Il était peu de châteaux des XIVe et XVe siècles qui possédassent des donjons aussi étendus, aussi beaux et aussi propres à loger un grand seigneur, que celui de Pierrefonds. La plupart des donjons de cette époque, bien que plus agréables à habiter que les donjons des XIIe et XIIIe siècles, ne se composent cependant que d'un corps de logis plus ou moins bien défendu. Nous trouvons un exemple de ces demeures seigneuriales, sur une échelle réduite, dans la même contrée.
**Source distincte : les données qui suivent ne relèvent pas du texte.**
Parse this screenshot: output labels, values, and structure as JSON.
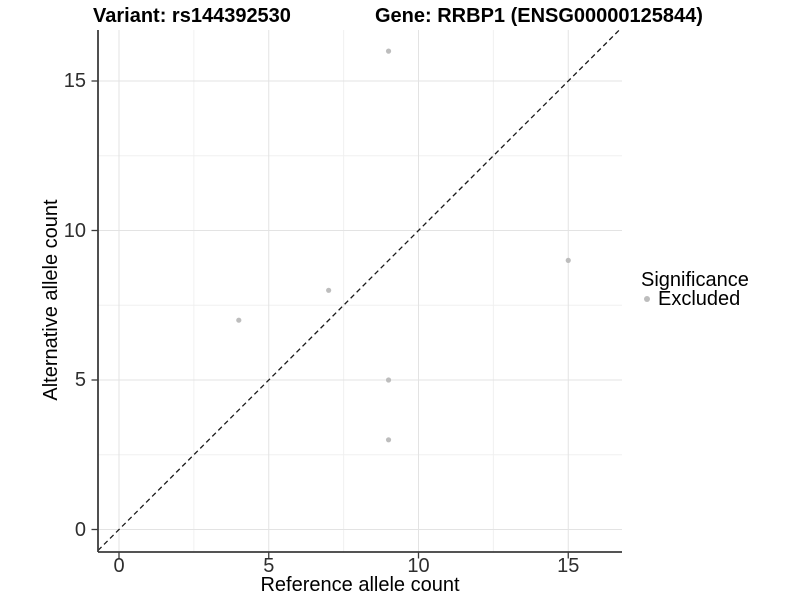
{
  "figure": {
    "title_left": "Variant: rs144392530",
    "title_right": "Gene: RRBP1 (ENSG00000125844)"
  },
  "chart_data": {
    "type": "scatter",
    "title": "Variant: rs144392530 | Gene: RRBP1 (ENSG00000125844)",
    "xlabel": "Reference allele count",
    "ylabel": "Alternative allele count",
    "xlim": [
      -0.7,
      16.7
    ],
    "ylim": [
      -0.75,
      16.7
    ],
    "x_major_ticks": [
      0,
      5,
      10,
      15
    ],
    "y_major_ticks": [
      0,
      5,
      10,
      15
    ],
    "x_minor_ticks": [
      2.5,
      7.5,
      12.5
    ],
    "y_minor_ticks": [
      2.5,
      7.5,
      12.5
    ],
    "grid": "major and minor, light gray, white panel",
    "series": [
      {
        "name": "Excluded",
        "color": "#bdbdbd",
        "points": [
          [
            9,
            16
          ],
          [
            15,
            9
          ],
          [
            7,
            8
          ],
          [
            4,
            7
          ],
          [
            9,
            5
          ],
          [
            9,
            3
          ]
        ]
      }
    ],
    "reference_line": {
      "type": "identity y=x",
      "style": "dashed",
      "color": "#1a1a1a"
    },
    "legend": {
      "title": "Significance",
      "position": "right",
      "items": [
        {
          "label": "Excluded",
          "marker": "point",
          "color": "#bdbdbd"
        }
      ]
    }
  },
  "colors": {
    "background": "#ffffff",
    "point": "#bdbdbd",
    "grid_major": "#e3e3e3",
    "grid_minor": "#f0f0f0",
    "axis": "#3c3c3c",
    "text": "#000000",
    "reference_line": "#1a1a1a"
  }
}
Le château de Véz relevait du château de Pierrefonds; il est situé non loin de ce domaine, sur les limites de la forêt de Compiègne, près de Morienval, sur un plateau élevé qui domine les vallées de l'Automne et de Vandi. Sa situation militaire est excellente en ce qu'elle complète au sud la ligne de défense des abords de la forêt, protégée par les deux cours d'eau ci-dessus mentionnés, par le château même de Pierrefonds au nord-est, les défilés de la forêt de l'Aigle et de la rivière de l'Aisne au nord, par les plateaux de Champlieu et le bourg de Verberie à l'ouest, par le cours de l'Oise au nord-nord-ouest. Le château de Véz est un poste très-ancien, placé à l'extrémité d'un promontoire entre deux petites vallées. Louis d'Orléans dut le rebâtir presque entièrement lorsqu'il voulut prendre ses sûretés au nord de Paris, pour être en état de résister aux prétentions du duc de Bourgogne, qui, de son côté, se fortifiait au sud du domaine royal. Véz n'est, comparativement à Pierrefonds, qu'un poste défendu par une enceinte et un petit donjon merveilleusement planté, bâti avec le plus grand soin, probablement par l'architecte du château de Pierrefonds 35
Ce donjon (45) s'élève en A (voy. le plan d'ensemble), à l'angle formé par deux courtines, dont l'une, celle B, domine un escarpement B', et l'autre, C, flanquée extérieurement d'échauguettes, est séparée d'une basse-cour ou baille E par un large fossé. Du côté G, le plateau descend rapidement vers une vallée profonde; aussi les deux courtines HH' sont-elles plus basses que les deux autres BC, et leur chemin de ronde se trouve-t-il au niveau du plateau sur lequel s'élevait un logis K du XIIe siècle presque entièrement rebâti au commencement du XVe. Ce logis, en ruine aujourd'hui, était une charmante construction. La porte du château, défendue par deux tours de petite dimension, est en I. On voit encore quelques restes des défenses de la baille E, mais converties aujourd'hui en murs de terrasses 36. Le donjon est détaillé dans le plan du rez-de-chaussée X. Son entrée est en L, et consistait en une étroite poterne avec pont à bascule 37 donnant sur un large escalier à vis montant de fond. Chaque étage contenait deux pièces, l'une grande et l'autre plus petite, munies de cheminées et de réduits. En P est un puits. On voit en F le fossé et en M l'entrée du château avec ses tours et son pont détourné. La courtine C est défendue par des échauguettes extérieures flanquantes O, tandis que la courtine B, qui n'avait guère à craindre une attaque du dehors, à cause de l'escarpement, était protégée à l'intérieur par des échauguettes flanquantes R. Par les tourelles SS', bâties aux deux extrémités des courtines élevées, on montait sur les chemins de ronde de ces courtines au moyen d'escaliers. En V était une poterne descendant de la plate-forme sur l'escarpement. Quand on examine la situation du plateau, on s'explique parfaitement le plan du donjon d'angle dont les faces extérieures enfilent les abords du château les plus accessibles. Les tourelles d'angle montant de fond forment d'ailleurs un flanquement de second ordre, en prévision d'une attaque rapprochée.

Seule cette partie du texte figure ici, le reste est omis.